During times of economic troubles, individuals and businesses often struggle to make ends meet. Often, developers with optimistic intentions of improving impoverished areas of the community are faced with challenges when the economy heads to troubled waters.
Many area developers who were the recipients of a federal loan program to redevelop parts of downtown and Midtown Detroit are finding that paying back the funds they received for property developments is going to be more of a challenge than they anticipated.
Two of the Detroit businesses reported to be having a hard time with loan repayment is Westin Book Cadillac and the DoubleTree Fort Shelby. The lack of payments from these businesses has resulted in lost revenue for the City of Detroit.

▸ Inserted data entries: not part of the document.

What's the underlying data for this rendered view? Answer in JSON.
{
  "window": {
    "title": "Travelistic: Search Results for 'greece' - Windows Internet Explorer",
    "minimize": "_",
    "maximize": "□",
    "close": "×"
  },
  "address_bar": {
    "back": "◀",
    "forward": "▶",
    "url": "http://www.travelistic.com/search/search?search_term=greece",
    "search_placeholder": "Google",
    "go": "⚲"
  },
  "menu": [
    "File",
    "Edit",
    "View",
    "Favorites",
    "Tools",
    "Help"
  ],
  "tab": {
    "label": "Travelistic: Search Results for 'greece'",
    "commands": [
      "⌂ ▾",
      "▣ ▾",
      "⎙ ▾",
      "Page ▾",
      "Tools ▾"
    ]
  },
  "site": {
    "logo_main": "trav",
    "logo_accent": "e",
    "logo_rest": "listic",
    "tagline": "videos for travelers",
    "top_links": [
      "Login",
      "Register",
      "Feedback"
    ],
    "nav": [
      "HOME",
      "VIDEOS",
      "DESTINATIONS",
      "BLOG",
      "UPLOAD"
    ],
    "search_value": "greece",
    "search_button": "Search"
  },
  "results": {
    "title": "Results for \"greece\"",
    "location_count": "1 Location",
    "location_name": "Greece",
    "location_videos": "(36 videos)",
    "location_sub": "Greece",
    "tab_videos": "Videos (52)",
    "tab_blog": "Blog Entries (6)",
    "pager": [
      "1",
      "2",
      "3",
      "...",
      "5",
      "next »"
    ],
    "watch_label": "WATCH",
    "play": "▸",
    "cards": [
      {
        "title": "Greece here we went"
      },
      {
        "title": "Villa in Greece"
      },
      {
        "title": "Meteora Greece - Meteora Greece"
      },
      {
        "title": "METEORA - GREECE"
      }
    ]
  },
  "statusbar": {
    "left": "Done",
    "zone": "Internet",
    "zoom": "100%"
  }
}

According to information from city officials, the City of Detroit gets money in a block grant from the U.S. Department of Housing and Urban Development. Then the city turns around and issues loan funds to developers; these loans are known as HUD 108 loans.
According to the U.S. Department of Housing and Urban Development, Section 108 loans are specifically provided to for-profit companies focused on investing in community development. The areas benefiting from this type of investment must be comprised of at least 51 percent low to moderate income level residents
Since the mid-1990s, 14 out of 17 loans issued by the City of Detroit are in arrears for approximately $18 million. For its part, the Westin Book Cadillac project is arrears for $2 million for an $18-million loan.
According to the news report, the developers who received these funds negate having ignored their repayment obligation to Detroit's government. In fact, the developers feel that the positive results stemming from their projects have contributed to the increased infrastructure in Midtown and more urban living in downtown areas.
According to the media report, one developer stated, "If we're looking at these projects and what they meant and what has been accomplished, I don't for a second doubt the value to the city."
The trouble in this financial tangle lies in the fact that while the businesses may not readily have the funds to pay backs the loans; the arrears have to be paid from somewhere still. What that means is that the city will have to redirect other community development funds slotted for other projects to repay the federal government. For example, Detroit is anticipating $33 million to use for Community Development Block Grant projects, but $8 million is going to have to be used to repay the HUD loans.